Жанне, вернувшейся в вестибюль, не пришлось ничего объяснять. История с похищением Ванечки сильней всего ударила по Алиции Георгиевне. И сердце ее с этим не справилось.

Тимур молча обнял жену. Какие слова тут найдешь?

— Бабушка умерла? — неожиданно спросил Ванечка.

— Только не плачь, — сказал Тимур. — Мужчины не плачут.

— Я знаю, — сказал Ванечка. И заплакал…

…Алиция Георгиевна любила повторять, что, когда дело дойдет до самого плохого, оно непременно повернется к лучшему. Пока оставалось утешаться только этим…

Октябрь 1999 года. Зоя

— Начинается посадка на рейс номер тридцать один компании «Дельта» до Нью-Йорка!..

Басов взглянул на жену.

— Пошли? — сказал он.

— Успеем. Не хочу в накопителе толкаться, — ответила Зоя.

— Не слышу бодрости в голосе. Переживаешь разлуку с родиной? Брось. Не прежние времена. Не приживемся в Штатах — всегда можно вернуться.

Они уже сто раз говорили на эту тему с тех пор, как решено было уехать. Жизнь в Москве стала слишком опасной даже после того, как Басов, плюнув на все, отказался от компании «ТВ-Шанс».

— Конечно, нелегко, — сказала Зоя. — Вся жизнь тут прошла. — И это она уже говорила неоднократно.

— Алешку с Маринкой и Зойкой к себе выпишем, — все бодрился Басов. — И заживем впятером всем на зависть.

— Вшестером, — сказала Зоя.

— У тебя что-то с арифметикой плохо стало. От переживаний?

— Это у тебя стало плохо, Басов. С интуицией.

Басов впился взглядом в жену, стараясь понять, в чем дело. Внезапно его лицо озарилось глупой улыбкой.

— Правда, что ли? — спросил он дрогнувшим голосом. — Правда? Когда?

— Судя по срокам, на Островах.

— Нет, когда ты поняла? Ты у врача была?

— Была, была, не дергайся. Можешь не сомневаться — маленький Басов тебе обеспечен.

— И ты темнила, негодяйка!..

Банкир сгреб жену в объятия и принялся ее целовать на глазах у изумленной публики.

— Легче, легче! — засмеялась Зоя. — Кто же так обращается с беременной женщиной?

Но Басов все не мог уняться.

— Шампанского, хамы! — воскликнул он. — Нет, правда, Зойка, надо по бокальчику немедленно!

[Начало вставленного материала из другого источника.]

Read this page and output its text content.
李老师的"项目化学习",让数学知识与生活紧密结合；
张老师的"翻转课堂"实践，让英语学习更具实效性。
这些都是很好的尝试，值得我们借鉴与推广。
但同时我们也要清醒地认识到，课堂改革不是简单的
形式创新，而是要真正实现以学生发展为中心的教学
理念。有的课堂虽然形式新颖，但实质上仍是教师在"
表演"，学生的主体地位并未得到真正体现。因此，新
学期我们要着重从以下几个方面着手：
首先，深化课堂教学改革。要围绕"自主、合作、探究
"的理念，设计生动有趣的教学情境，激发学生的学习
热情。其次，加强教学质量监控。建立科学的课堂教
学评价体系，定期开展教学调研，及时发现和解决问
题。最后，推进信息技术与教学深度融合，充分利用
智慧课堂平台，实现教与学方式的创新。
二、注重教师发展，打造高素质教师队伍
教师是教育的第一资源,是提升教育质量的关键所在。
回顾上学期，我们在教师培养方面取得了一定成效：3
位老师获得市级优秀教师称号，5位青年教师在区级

Время есть!

Ресторан аэропорта Шереметьево был пуст. Сияющий Басов, не дожидаясь официанта, сам сгонял за шампанским.

— За тебя! За нас! За будущее! — сказал он, лихо откупорив бутылку. — А представляешь, ведь наш сын родится уже там и по законам может стать президентом Штатов! Как тебе такой вариант? Не откажешься стать матерью американского президента, а?

— Оно мне надо? — пожала плечами Зоя. — Мне и так хорошо.

— Эх, нет у тебя полета фантазии! Давай допивай — и вперед!

— Знаешь что, Басов, — Зоя поставила свой бокал. — Я не хочу уезжать.

— Как?…

— А вот так. Не хочу, и все. Не приживусь я там, я знаю. А раз так, то и пробовать нечего. Я вся отсюда, понимаешь? Конечно понимаешь. Ведь и ты весь отсюда.

— Багаж уже погрузили… — растерянно сказал Басов.

— Ерунда. Вернут. Да разве дело в шмотках?

И Басов понял, что возражать бессмысленно. Кажется, в глубине души он, как ни странно, был рад, что все так обернулось, хотя признаться в этом было трудно. К такому повороту судьбы еще требовалось привыкнуть.

А чтобы легче было привыкать, он взял вторую бутылку шампанского и стрельнул пробкой в потолок. Официанты, поглядывая на счастливые лица супругов, гадали, что же празднует эта никуда не спешащая пара.